Except that’s not true. No side in Europe can touch England. Their players have been moulded in a fully professional ecosystem for far longer than any of their competitors. They play in by far the best league in the world. Their supporters are passionate, knowledgeable and growing. Young girls can look to them and imagine themselves embarking on a career as a professional rugby player.

Italy are a long way behind on all metrics. Which is why England’s disjointed display should be downgraded further.

Fixture

Womens Six Nations

England Women’s

Wales Women’s

This might come across as overly harsh. The side has a new coach in John Mitchell. He’s an experienced tactician and will enter a home World Cup in 2025 as the favourite to raise the trophy. But this is his first tilt with a women’s side. Mitchell will have to adjust the way he communicates. For all their similarities there are still a few nuanced differences between the men’s and women’s games and the Kiwi coach will learn on the job.

Then there’s the loss of Sarah Hunter. Not only did her dynamism in the loose provide England go-forward – though 22-year-old Sadia Kabeya may yet have an even higher ceiling – the absence of Hunter’s leadership must be having an impact.

Marlie Packer is a titan.

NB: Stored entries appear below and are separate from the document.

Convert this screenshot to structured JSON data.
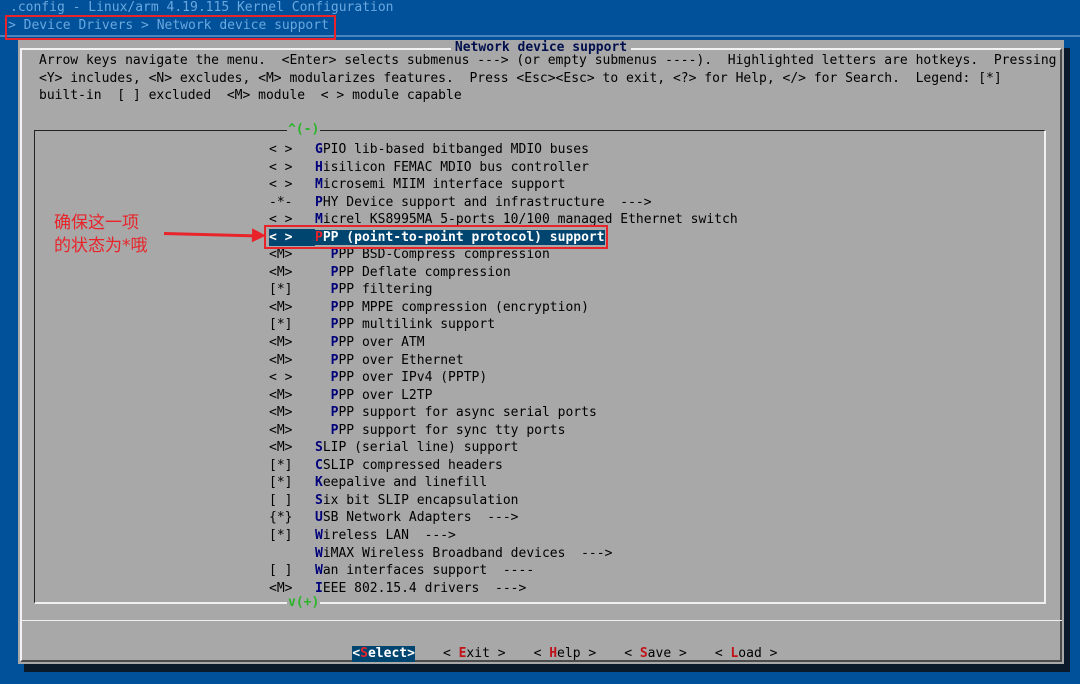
{
  "window": {
    "title": ".config - Linux/arm 4.19.115 Kernel Configuration",
    "breadcrumb": "> Device Drivers > Network device support"
  },
  "dialog": {
    "title": "Network device support",
    "help_line1": "Arrow keys navigate the menu.  <Enter> selects submenus ---> (or empty submenus ----).  Highlighted letters are hotkeys.  Pressing",
    "help_line2": "<Y> includes, <N> excludes, <M> modularizes features.  Press <Esc><Esc> to exit, <?> for Help, </> for Search.  Legend: [*]",
    "help_line3": "built-in  [ ] excluded  <M> module  < > module capable"
  },
  "menu": {
    "scroll_up": "^(-)",
    "scroll_down": "v(+)",
    "items": [
      {
        "mark": "< >",
        "hk": "G",
        "rest": "PIO lib-based bitbanged MDIO buses",
        "indent": ""
      },
      {
        "mark": "< >",
        "hk": "H",
        "rest": "isilicon FEMAC MDIO bus controller",
        "indent": ""
      },
      {
        "mark": "< >",
        "hk": "M",
        "rest": "icrosemi MIIM interface support",
        "indent": ""
      },
      {
        "mark": "-*-",
        "hk": "P",
        "rest": "HY Device support and infrastructure  --->",
        "indent": ""
      },
      {
        "mark": "< >",
        "hk": "M",
        "rest": "icrel KS8995MA 5-ports 10/100 managed Ethernet switch",
        "indent": ""
      },
      {
        "mark": "< >",
        "hk": "P",
        "rest": "PP (point-to-point protocol) support",
        "indent": "",
        "selected": true
      },
      {
        "mark": "<M>",
        "hk": "P",
        "rest": "PP BSD-Compress compression",
        "indent": "  "
      },
      {
        "mark": "<M>",
        "hk": "P",
        "rest": "PP Deflate compression",
        "indent": "  "
      },
      {
        "mark": "[*]",
        "hk": "P",
        "rest": "PP filtering",
        "indent": "  "
      },
      {
        "mark": "<M>",
        "hk": "P",
        "rest": "PP MPPE compression (encryption)",
        "indent": "  "
      },
      {
        "mark": "[*]",
        "hk": "P",
        "rest": "PP multilink support",
        "indent": "  "
      },
      {
        "mark": "<M>",
        "hk": "P",
        "rest": "PP over ATM",
        "indent": "  "
      },
      {
        "mark": "<M>",
        "hk": "P",
        "rest": "PP over Ethernet",
        "indent": "  "
      },
      {
        "mark": "< >",
        "hk": "P",
        "rest": "PP over IPv4 (PPTP)",
        "indent": "  "
      },
      {
        "mark": "<M>",
        "hk": "P",
        "rest": "PP over L2TP",
        "indent": "  "
      },
      {
        "mark": "<M>",
        "hk": "P",
        "rest": "PP support for async serial ports",
        "indent": "  "
      },
      {
        "mark": "<M>",
        "hk": "P",
        "rest": "PP support for sync tty ports",
        "indent": "  "
      },
      {
        "mark": "<M>",
        "hk": "S",
        "rest": "LIP (serial line) support",
        "indent": ""
      },
      {
        "mark": "[*]",
        "hk": "C",
        "rest": "SLIP compressed headers",
        "indent": ""
      },
      {
        "mark": "[*]",
        "hk": "K",
        "rest": "eepalive and linefill",
        "indent": ""
      },
      {
        "mark": "[ ]",
        "hk": "S",
        "rest": "ix bit SLIP encapsulation",
        "indent": ""
      },
      {
        "mark": "{*}",
        "hk": "U",
        "rest": "SB Network Adapters  --->",
        "indent": ""
      },
      {
        "mark": "[*]",
        "hk": "W",
        "rest": "ireless LAN  --->",
        "indent": ""
      },
      {
        "mark": "",
        "hk": "W",
        "rest": "iMAX Wireless Broadband devices  --->",
        "indent": ""
      },
      {
        "mark": "[ ]",
        "hk": "W",
        "rest": "an interfaces support  ----",
        "indent": ""
      },
      {
        "mark": "<M>",
        "hk": "I",
        "rest": "EEE 802.15.4 drivers  --->",
        "indent": ""
      }
    ]
  },
  "buttons": {
    "select": {
      "lt": "<",
      "hk": "S",
      "rest": "elect",
      "gt": ">"
    },
    "exit": {
      "lt": "< ",
      "hk": "E",
      "rest": "xit",
      "gt": " >"
    },
    "help": {
      "lt": "< ",
      "hk": "H",
      "rest": "elp",
      "gt": " >"
    },
    "save": {
      "lt": "< ",
      "hk": "S",
      "rest": "ave",
      "gt": " >"
    },
    "load": {
      "lt": "< ",
      "hk": "L",
      "rest": "oad",
      "gt": " >"
    }
  },
  "annotation": {
    "line1": "确保这一项",
    "line2": "的状态为*哦",
    "color": "#e8242a"
  }
}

She’s as inspirational as Winston Churchill and as destructive as a tsunami. But those are big shoes to fill. Maybe even Packer needs a bit of time to bed in.

Monye isn’t entirely wrong. England are potentially the best sports team in the world of any gender. But until they wrest the World Cup from New Zealand’s grasp, and until they put together a string of complete performances from start to finish, they don’t deserve the honour.

We need to remove the kid gloves and hold them to a higher standard. It’s what their brilliance deserves.